HIS BEST ADVICE FOR UP-AND-COMING FILMMAKERS (READ CAREFULLY—THERE’S A LOT OF GREAT STUFF HERE):
“Look on your phone; realize it has a camera. And then look on your phone again, and realize that there is an editing package on your phone. So take advantage of the tools that you have, number one, instead of talking so much and using SnapChat and all the other fun things that we have, use the other tools on your phone. And then once you do, share that with people. Talk to them about it…
“Nobody is going to come in here and hand you the opportunity. What you have to do is you have to live your passion every single day. So that means regardless of what you want to do in film, the best place to start is by generating some content. So if you want to be a director, well you’re going to have to know how to frame things up, you’re going to have to know how to get different shots, you’re going to have to know about lighting, you’re going to have to know about editing. So the best place to start is to go out and get a camera and start shooting and see where that leads you. You’ll find out what portion of it is that you enjoy the most if you just start with a simple first step, get a camera, go out and shoot.

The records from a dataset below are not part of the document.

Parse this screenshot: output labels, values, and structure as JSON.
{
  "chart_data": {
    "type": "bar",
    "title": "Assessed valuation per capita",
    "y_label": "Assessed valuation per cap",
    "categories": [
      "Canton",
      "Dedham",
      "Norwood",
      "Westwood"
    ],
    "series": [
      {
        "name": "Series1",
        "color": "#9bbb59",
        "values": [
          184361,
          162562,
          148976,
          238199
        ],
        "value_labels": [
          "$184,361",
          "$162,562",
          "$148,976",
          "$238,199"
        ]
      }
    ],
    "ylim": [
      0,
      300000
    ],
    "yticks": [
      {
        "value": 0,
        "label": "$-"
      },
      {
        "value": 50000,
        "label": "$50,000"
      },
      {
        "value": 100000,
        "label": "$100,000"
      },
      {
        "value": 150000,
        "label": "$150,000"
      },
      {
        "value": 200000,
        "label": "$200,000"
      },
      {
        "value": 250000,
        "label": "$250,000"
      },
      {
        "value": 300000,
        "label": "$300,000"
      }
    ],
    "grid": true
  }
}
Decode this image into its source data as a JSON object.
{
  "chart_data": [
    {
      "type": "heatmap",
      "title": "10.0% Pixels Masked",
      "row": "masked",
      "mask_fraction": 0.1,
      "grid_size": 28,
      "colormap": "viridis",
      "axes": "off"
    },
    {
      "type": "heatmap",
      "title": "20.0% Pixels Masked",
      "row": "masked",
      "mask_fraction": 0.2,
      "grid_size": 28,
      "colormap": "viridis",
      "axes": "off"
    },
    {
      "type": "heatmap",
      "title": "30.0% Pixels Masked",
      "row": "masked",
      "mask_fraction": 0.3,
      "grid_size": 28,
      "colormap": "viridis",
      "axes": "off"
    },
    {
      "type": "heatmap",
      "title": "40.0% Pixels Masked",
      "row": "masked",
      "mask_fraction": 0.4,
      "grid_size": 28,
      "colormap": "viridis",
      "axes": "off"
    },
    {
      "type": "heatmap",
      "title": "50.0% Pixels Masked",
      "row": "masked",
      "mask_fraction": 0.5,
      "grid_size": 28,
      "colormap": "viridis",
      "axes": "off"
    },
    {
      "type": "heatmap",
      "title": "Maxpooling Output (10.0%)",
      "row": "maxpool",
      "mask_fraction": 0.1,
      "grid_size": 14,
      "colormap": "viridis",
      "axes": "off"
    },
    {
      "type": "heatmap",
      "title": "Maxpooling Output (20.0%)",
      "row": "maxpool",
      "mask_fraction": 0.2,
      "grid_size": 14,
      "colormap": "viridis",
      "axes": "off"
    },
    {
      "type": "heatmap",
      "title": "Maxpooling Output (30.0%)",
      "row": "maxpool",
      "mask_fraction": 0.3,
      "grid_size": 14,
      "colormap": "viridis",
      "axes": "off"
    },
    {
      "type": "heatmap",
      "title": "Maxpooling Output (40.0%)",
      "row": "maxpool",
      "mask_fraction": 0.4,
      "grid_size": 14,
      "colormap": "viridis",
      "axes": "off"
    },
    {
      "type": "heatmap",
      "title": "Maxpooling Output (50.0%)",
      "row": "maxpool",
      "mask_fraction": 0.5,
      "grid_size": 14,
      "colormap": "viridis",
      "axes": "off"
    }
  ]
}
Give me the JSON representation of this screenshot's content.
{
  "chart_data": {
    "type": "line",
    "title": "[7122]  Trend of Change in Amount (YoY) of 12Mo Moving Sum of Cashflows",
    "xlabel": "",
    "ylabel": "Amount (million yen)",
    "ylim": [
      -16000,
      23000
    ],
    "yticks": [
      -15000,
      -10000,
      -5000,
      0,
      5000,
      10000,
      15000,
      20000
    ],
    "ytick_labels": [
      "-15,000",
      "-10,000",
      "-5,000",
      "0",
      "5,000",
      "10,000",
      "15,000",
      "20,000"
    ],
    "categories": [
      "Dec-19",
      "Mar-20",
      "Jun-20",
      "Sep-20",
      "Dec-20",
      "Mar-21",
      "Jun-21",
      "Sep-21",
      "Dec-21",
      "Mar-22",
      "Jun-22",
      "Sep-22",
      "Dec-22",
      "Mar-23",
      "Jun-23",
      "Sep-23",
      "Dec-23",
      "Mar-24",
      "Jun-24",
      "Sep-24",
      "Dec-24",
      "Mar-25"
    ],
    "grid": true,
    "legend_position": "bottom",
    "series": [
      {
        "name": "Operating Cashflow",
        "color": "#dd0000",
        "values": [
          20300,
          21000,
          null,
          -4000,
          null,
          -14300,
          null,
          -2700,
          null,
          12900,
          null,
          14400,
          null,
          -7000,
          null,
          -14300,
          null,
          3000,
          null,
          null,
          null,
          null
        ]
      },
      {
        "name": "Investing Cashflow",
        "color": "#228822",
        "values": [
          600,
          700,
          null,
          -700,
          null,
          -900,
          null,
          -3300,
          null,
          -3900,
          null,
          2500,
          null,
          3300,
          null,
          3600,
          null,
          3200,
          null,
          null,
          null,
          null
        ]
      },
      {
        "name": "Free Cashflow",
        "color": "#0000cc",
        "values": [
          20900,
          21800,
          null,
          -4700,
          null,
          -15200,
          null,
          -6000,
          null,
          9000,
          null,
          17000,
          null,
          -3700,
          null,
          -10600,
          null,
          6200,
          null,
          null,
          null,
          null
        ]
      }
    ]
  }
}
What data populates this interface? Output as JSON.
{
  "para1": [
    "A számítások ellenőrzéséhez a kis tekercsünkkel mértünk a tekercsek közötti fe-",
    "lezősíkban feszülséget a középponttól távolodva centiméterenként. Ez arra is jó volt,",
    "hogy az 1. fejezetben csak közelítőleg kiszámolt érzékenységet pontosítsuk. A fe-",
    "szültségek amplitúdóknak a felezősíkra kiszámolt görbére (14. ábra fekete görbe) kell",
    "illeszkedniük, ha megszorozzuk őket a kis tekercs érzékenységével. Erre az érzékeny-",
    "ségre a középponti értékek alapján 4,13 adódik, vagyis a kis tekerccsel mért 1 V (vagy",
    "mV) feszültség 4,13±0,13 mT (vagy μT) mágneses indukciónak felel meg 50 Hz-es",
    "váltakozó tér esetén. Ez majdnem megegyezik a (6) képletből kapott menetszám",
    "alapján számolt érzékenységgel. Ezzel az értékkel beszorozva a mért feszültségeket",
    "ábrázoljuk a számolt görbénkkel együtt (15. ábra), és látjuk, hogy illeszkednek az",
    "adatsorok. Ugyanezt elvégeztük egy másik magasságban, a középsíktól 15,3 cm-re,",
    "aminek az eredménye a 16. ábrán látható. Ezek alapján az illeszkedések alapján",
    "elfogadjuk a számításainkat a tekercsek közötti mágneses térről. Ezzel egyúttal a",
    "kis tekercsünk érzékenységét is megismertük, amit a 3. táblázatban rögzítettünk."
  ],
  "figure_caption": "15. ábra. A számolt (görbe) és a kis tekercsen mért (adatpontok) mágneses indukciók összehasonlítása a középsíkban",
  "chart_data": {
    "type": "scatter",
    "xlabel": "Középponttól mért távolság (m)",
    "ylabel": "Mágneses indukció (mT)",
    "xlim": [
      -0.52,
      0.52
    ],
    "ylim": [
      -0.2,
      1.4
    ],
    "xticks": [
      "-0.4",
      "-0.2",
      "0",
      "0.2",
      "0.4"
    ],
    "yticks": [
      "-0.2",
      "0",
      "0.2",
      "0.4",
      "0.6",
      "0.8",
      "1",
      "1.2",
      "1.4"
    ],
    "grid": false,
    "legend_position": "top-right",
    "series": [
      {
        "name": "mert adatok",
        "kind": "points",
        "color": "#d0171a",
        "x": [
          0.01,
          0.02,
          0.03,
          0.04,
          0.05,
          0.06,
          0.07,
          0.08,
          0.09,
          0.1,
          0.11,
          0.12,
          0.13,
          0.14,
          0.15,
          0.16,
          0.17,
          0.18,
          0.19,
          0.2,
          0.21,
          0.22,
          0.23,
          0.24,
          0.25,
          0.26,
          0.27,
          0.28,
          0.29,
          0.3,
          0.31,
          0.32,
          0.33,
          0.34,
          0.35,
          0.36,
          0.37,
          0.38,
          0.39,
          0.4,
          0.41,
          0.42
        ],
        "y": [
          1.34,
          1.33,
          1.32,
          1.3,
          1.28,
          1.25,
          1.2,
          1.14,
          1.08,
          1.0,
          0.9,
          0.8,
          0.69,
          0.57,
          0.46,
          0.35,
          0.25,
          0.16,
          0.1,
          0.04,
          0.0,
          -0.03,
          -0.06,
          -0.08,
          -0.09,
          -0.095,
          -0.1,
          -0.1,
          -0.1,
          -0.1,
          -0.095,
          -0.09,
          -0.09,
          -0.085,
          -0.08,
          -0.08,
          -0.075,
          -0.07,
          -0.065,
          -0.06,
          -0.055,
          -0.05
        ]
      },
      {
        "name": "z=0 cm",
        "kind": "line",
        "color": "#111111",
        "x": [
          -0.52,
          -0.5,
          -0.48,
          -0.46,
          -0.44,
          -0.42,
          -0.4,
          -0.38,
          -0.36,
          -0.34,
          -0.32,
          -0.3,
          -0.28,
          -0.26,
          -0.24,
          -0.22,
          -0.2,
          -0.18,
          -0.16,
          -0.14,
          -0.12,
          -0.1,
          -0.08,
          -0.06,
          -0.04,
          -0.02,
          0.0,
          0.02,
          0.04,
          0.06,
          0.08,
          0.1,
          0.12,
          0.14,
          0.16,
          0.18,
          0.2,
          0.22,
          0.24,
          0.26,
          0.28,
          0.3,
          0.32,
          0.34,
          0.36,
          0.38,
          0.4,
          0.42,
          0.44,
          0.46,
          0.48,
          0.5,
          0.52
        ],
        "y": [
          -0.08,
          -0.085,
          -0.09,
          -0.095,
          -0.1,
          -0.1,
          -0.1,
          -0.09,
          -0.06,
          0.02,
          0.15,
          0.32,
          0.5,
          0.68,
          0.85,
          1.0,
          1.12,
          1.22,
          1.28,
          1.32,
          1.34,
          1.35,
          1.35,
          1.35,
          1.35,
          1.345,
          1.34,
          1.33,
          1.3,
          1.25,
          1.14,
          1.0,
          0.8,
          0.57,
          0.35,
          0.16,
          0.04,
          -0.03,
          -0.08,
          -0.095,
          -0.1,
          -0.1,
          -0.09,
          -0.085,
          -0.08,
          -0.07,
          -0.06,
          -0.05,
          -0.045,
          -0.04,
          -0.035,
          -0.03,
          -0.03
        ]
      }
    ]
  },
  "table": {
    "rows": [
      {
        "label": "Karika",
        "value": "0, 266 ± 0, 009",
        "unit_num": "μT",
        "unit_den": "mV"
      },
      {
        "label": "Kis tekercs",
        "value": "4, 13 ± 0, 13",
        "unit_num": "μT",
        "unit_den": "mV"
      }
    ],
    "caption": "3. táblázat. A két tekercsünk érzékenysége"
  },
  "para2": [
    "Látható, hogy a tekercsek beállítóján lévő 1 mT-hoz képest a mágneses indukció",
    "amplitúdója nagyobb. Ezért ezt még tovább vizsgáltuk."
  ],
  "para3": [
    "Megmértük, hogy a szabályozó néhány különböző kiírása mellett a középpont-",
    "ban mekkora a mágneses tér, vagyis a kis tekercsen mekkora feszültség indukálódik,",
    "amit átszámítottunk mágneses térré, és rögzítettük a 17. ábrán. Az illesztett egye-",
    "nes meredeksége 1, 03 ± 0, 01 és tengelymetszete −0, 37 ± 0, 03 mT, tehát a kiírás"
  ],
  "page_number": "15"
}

“Whether you are on the editing side, editing takes tons and tons of time to be really good at, same thing with directing and writing a script. Of course, you’ve just got to spend a ton of time doing it. So the best thing you can do is just get down to it, start doing it, and do it on a daily basis.
“And let people know. Always let people know what you are doing, because that’s where opportunities come from. It’s all about the connections you make, that’s where your opportunities come along.
“You’ve got to live the life. You’ve got to do this every day. You’ve got to do it like your life depends on it.”